The cold, hard truth about winter’s effects on EV batteries

Tesla, an EV driving in the winter Photo: Adobe Stock

With a proliferation of choices covering electric vehicle styles and driving range, more Americans are considering purchasing an EV. One of the common hesitations, aside from range anxiety in general, is how an electric car will perform in extreme temperatures. But should this concern prevent a potential buyer from making the leap to an EV?

The main reasons driving range goes down in cold weather are the impact on battery chemistry when parked and the drain in order to maintain battery temperature and supply cabin heat. Cold temperatures can reduce an unplugged EV’s range by about 20 percent, according to testing by the Norwegian Automobile Federation, and recharging takes longer than in warm weather. 

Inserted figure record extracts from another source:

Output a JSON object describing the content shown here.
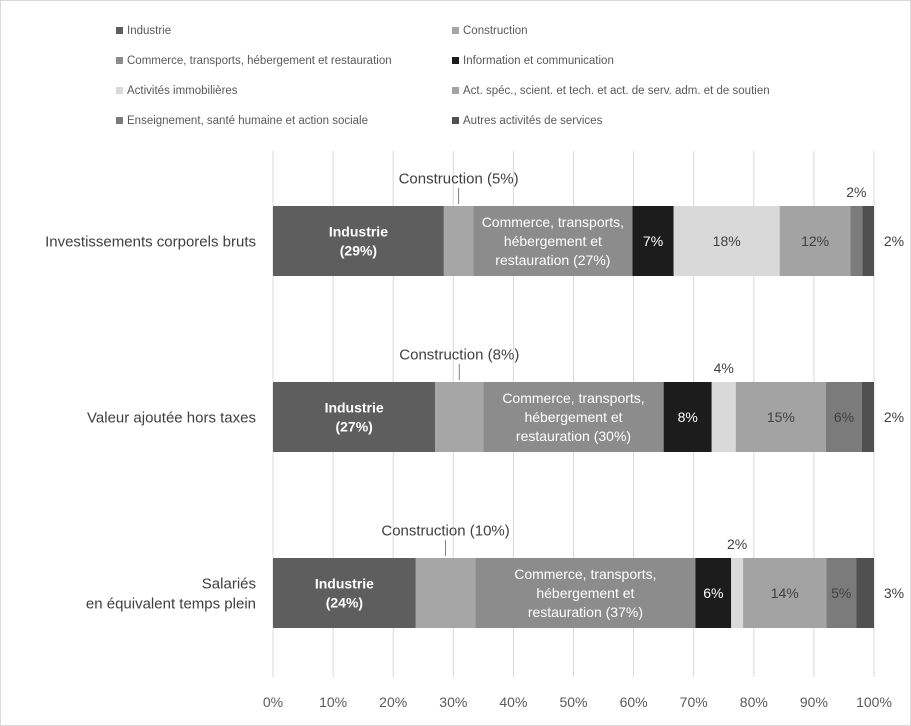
{
  "chart_data": {
    "type": "bar",
    "orientation": "horizontal",
    "stacked": true,
    "categories": [
      "Investissements corporels bruts",
      "Valeur ajoutée hors taxes",
      "Salariés\nen équivalent temps plein"
    ],
    "series": [
      {
        "name": "Industrie",
        "color": "#5e5e5e",
        "values": [
          29,
          27,
          24
        ]
      },
      {
        "name": "Construction",
        "color": "#a6a6a6",
        "values": [
          5,
          8,
          10
        ]
      },
      {
        "name": "Commerce, transports, hébergement et restauration",
        "color": "#8c8c8c",
        "values": [
          27,
          30,
          37
        ]
      },
      {
        "name": "Information et communication",
        "color": "#1c1c1c",
        "values": [
          7,
          8,
          6
        ]
      },
      {
        "name": "Activités immobilières",
        "color": "#d9d9d9",
        "values": [
          18,
          4,
          2
        ]
      },
      {
        "name": "Act. spéc., scient. et tech. et act. de serv. adm. et de soutien",
        "color": "#a3a3a3",
        "values": [
          12,
          15,
          14
        ]
      },
      {
        "name": "Enseignement, santé humaine et action sociale",
        "color": "#7b7b7b",
        "values": [
          2,
          6,
          5
        ]
      },
      {
        "name": "Autres activités de services",
        "color": "#505050",
        "values": [
          2,
          2,
          3
        ]
      }
    ],
    "data_labels": [
      [
        {
          "text": "Industrie\n(29%)",
          "pos": "inside",
          "bold": true,
          "color": "#ffffff"
        },
        {
          "text": "Construction (5%)",
          "pos": "above-callout",
          "bold": false,
          "color": "#404040"
        },
        {
          "text": "Commerce, transports,\nhébergement et\nrestauration  (27%)",
          "pos": "inside",
          "bold": false,
          "color": "#ffffff"
        },
        {
          "text": "7%",
          "pos": "inside",
          "bold": false,
          "color": "#ffffff"
        },
        {
          "text": "18%",
          "pos": "inside",
          "bold": false,
          "color": "#404040"
        },
        {
          "text": "12%",
          "pos": "inside",
          "bold": false,
          "color": "#404040"
        },
        {
          "text": "2%",
          "pos": "above",
          "bold": false,
          "color": "#404040"
        },
        {
          "text": "2%",
          "pos": "right",
          "bold": false,
          "color": "#404040"
        }
      ],
      [
        {
          "text": "Industrie\n(27%)",
          "pos": "inside",
          "bold": true,
          "color": "#ffffff"
        },
        {
          "text": "Construction (8%)",
          "pos": "above-callout",
          "bold": false,
          "color": "#404040"
        },
        {
          "text": "Commerce, transports,\nhébergement et\nrestauration (30%)",
          "pos": "inside",
          "bold": false,
          "color": "#ffffff"
        },
        {
          "text": "8%",
          "pos": "inside",
          "bold": false,
          "color": "#ffffff"
        },
        {
          "text": "4%",
          "pos": "above",
          "bold": false,
          "color": "#404040"
        },
        {
          "text": "15%",
          "pos": "inside",
          "bold": false,
          "color": "#404040"
        },
        {
          "text": "6%",
          "pos": "inside",
          "bold": false,
          "color": "#404040"
        },
        {
          "text": "2%",
          "pos": "right",
          "bold": false,
          "color": "#404040"
        }
      ],
      [
        {
          "text": "Industrie\n(24%)",
          "pos": "inside",
          "bold": true,
          "color": "#ffffff"
        },
        {
          "text": "Construction (10%)",
          "pos": "above-callout",
          "bold": false,
          "color": "#404040"
        },
        {
          "text": "Commerce, transports,\nhébergement et\nrestauration (37%)",
          "pos": "inside",
          "bold": false,
          "color": "#ffffff"
        },
        {
          "text": "6%",
          "pos": "inside",
          "bold": false,
          "color": "#ffffff"
        },
        {
          "text": "2%",
          "pos": "above",
          "bold": false,
          "color": "#404040"
        },
        {
          "text": "14%",
          "pos": "inside",
          "bold": false,
          "color": "#404040"
        },
        {
          "text": "5%",
          "pos": "inside",
          "bold": false,
          "color": "#404040"
        },
        {
          "text": "3%",
          "pos": "right",
          "bold": false,
          "color": "#404040"
        }
      ]
    ],
    "xlim": [
      0,
      100
    ],
    "x_ticks": [
      "0%",
      "10%",
      "20%",
      "30%",
      "40%",
      "50%",
      "60%",
      "70%",
      "80%",
      "90%",
      "100%"
    ],
    "grid": {
      "x": true,
      "y": false
    },
    "legend": {
      "position": "top",
      "columns": 2
    },
    "title": "",
    "xlabel": "",
    "ylabel": ""
  }
}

Running the cabin heater, seat heaters, defroster, and other accessories that combat the cold weather inside the car all sap range. For cold temperatures, what we have found is that 20° F and colder is when the range really drops. (Learn how to get the most out of your car’s heater.)

We’ve done some testing on how the cold weather affects range, and one of the biggest takeaways is that you need to consider how many miles you drive in a typical day and double that number to determine the driving range that’s right for your needs. The good news is that many electric cars are getting 200-plus miles of battery range, and that number is generally improving from model year to model year. (Where this is a greater concern is with an older EV that might have lost some range over time.)

A key reason to choose added range is not only the energy demands but also the unpredictability of weather. You don’t want the stress of being caught in a winter storm not knowing how long the drive will take. 

To reduce the impact of cold, park the car in a garage where it can remain on a charger. “It takes less energy to maintain a temperature than to raise it, so this can make a significant difference in range,” says Sam Abuelsamid, senior analyst at the automotive research and consulting firm Navigant.

If you think the climate where you live might be too harsh for an EV, consider a plug-in hybrid. You’ll have the advantage of electric power around town and for short commutes but still have the safety net of an internal combustion engine for longer trips and extreme temperatures.